Bell, Taillon deliver bagels to healthcare workers

April 30th, 2020

PITTSBURGH -- During baseball season, Jameson Taillon usually supports his favorite restaurants by visiting on a regular basis and sending everyone he knows to check them out, too. That’s how Scott Walton, the chef and owner of Acorn in the Shadyside neighborhood, came to know Josh Bell, other Pirates players and even members of Taillon’s family.

“I’m his biggest fan,” Walton said, “and he’s the same.”

On Thursday morning, Taillon and Bell teamed up with Walton to have 300 bagels delivered to healthcare workers at West Penn Hospital. It was yet another gesture by Pirates players, like their pizza delivery and coffee distribution, to simultaneously help local businesses and hospital staff who have been particularly affected by the coronavirus pandemic.

“Living in Bloomfield, I’m neighbors to West Penn Hospital and to Acorn on Walnut Street. Acorn is always the first stop I make with my Pittsburgh visitors, and Chef Scott always makes it such a special experience,” Taillon said. “To be able to help his restaurant that he takes so much pride in, and to help West Penn and their amazing workers and staff, just made sense for me and JB.”

Within the last month, Taillon and Bell reached out to Walton and asked how they could support the restaurant. They offered to buy gift cards, but Walton wondered if there was a way they could help people at the same time. Why not support the healthcare workers at West Penn Hospital five minutes away?

Walton, who opened Acorn in September 2017 after previously serving as the executive chef at Heinz Field, said it took about 7 1/2 hours of work on Wednesday night to prepare the order: 300 bagels -- a mix of sea salt, onion, poppy seed, everything and sesame, all made by hand.

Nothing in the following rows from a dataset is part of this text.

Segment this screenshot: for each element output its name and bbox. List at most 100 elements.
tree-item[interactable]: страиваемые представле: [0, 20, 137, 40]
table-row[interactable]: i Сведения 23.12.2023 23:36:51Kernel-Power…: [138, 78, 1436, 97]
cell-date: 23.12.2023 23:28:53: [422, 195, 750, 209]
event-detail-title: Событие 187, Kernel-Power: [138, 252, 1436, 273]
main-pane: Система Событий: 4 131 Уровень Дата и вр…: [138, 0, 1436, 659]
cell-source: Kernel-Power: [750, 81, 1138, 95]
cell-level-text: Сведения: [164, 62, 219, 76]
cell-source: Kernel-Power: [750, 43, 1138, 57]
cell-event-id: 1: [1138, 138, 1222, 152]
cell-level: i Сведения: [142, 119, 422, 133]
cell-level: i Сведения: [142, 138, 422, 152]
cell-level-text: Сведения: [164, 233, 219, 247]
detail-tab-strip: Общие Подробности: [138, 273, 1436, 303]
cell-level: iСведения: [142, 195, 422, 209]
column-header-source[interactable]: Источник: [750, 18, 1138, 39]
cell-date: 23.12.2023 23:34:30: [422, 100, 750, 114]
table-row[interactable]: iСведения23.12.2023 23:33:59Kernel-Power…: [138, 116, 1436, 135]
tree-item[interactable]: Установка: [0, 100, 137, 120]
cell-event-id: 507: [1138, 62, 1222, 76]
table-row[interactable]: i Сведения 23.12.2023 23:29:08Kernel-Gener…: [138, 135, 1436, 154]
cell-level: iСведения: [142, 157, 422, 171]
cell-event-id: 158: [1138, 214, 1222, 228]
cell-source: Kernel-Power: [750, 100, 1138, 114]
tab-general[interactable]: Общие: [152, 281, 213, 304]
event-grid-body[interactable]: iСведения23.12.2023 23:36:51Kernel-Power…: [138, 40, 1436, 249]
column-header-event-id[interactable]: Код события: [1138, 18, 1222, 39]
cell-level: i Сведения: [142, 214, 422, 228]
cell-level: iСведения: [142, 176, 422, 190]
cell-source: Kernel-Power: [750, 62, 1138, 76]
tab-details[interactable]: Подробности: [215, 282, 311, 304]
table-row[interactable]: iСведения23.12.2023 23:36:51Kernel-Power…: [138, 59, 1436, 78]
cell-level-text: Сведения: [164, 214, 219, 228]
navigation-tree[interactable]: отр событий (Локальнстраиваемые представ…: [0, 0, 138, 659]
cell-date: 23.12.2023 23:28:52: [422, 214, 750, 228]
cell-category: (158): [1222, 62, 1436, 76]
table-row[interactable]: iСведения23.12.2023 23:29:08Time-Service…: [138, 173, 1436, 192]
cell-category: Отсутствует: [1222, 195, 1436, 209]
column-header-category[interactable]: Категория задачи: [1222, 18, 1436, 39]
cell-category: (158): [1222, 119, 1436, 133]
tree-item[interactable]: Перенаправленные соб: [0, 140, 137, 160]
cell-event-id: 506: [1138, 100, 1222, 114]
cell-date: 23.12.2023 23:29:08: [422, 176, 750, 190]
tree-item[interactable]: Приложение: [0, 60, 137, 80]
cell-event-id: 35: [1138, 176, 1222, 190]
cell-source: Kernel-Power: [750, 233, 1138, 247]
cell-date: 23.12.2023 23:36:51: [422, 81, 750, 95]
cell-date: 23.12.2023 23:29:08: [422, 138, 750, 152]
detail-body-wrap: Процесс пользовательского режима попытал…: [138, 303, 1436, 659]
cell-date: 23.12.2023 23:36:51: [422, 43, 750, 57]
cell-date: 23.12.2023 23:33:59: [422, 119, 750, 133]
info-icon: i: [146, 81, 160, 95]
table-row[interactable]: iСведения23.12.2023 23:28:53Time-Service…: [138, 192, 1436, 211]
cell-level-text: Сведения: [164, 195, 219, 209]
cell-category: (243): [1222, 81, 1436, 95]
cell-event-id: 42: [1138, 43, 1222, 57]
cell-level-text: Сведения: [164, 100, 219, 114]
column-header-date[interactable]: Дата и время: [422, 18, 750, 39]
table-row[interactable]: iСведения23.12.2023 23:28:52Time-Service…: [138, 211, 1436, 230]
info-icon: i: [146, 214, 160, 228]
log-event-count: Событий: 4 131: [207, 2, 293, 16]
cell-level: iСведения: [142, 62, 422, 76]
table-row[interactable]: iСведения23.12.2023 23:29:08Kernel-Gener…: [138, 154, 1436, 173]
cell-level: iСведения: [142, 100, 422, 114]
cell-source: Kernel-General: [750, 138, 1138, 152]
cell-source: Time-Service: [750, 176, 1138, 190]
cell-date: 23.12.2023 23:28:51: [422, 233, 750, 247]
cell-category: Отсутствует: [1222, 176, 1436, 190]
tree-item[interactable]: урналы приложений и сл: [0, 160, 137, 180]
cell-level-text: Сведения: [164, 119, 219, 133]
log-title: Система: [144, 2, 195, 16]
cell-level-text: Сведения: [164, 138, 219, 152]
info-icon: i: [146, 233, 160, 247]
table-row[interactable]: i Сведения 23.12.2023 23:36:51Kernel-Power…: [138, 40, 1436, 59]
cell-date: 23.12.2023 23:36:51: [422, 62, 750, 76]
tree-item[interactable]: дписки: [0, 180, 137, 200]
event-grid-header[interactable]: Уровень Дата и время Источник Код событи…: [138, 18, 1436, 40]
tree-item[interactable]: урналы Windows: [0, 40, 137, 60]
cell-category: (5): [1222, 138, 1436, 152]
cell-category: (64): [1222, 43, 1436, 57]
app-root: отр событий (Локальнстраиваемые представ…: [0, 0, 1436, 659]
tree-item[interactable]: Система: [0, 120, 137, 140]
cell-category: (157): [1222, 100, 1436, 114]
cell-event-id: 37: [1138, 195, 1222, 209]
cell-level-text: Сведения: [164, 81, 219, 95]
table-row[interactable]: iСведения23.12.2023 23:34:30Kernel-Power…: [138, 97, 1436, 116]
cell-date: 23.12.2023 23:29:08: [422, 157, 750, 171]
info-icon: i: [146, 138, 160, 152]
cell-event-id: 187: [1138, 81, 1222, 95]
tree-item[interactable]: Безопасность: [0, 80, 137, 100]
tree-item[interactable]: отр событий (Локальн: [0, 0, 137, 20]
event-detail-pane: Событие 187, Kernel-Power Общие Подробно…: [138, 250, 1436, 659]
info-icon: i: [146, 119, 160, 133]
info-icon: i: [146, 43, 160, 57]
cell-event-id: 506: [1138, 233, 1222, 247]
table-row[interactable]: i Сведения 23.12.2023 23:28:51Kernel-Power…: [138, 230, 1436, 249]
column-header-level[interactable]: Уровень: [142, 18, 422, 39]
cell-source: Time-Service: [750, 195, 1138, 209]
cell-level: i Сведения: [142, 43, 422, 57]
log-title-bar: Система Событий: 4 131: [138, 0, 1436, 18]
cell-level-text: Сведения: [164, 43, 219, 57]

“It’s a little different, but it was really super cool. Those guys have been great for me and for our restaurant and for the community,” Walton said. “Being as young as they are as athletes, they’re just amazing guys. They’re the nicest people in the world. On top of it, they left this huge tip for my staff. I told them not to; this is charity, and they’re like, ‘No.’

“You can’t say enough about them, how good they are to Pittsburgh and to the community.”

Why bagels? Acorn typically serves modern American cuisine and craft cocktails, but that didn’t translate all that well to the restaurant industry’s new normal of takeout and delivery orders. So Walton and his staff focused on making the bagels they usually serve for brunch on the weekends, even though they’re not set up to function like a traditional bakery.

West Penn Hospital is part of the Allegheny Health Network, the Pirates’ official medical provider, but it also has special meaning to Walton. That’s where his second daughter was born in September 2016, he said, after he and his wife moved to Pittsburgh.

“It’s great,” Walton said. “I thought that would be a cool thing that we could do for some of the frontline healthcare workers.”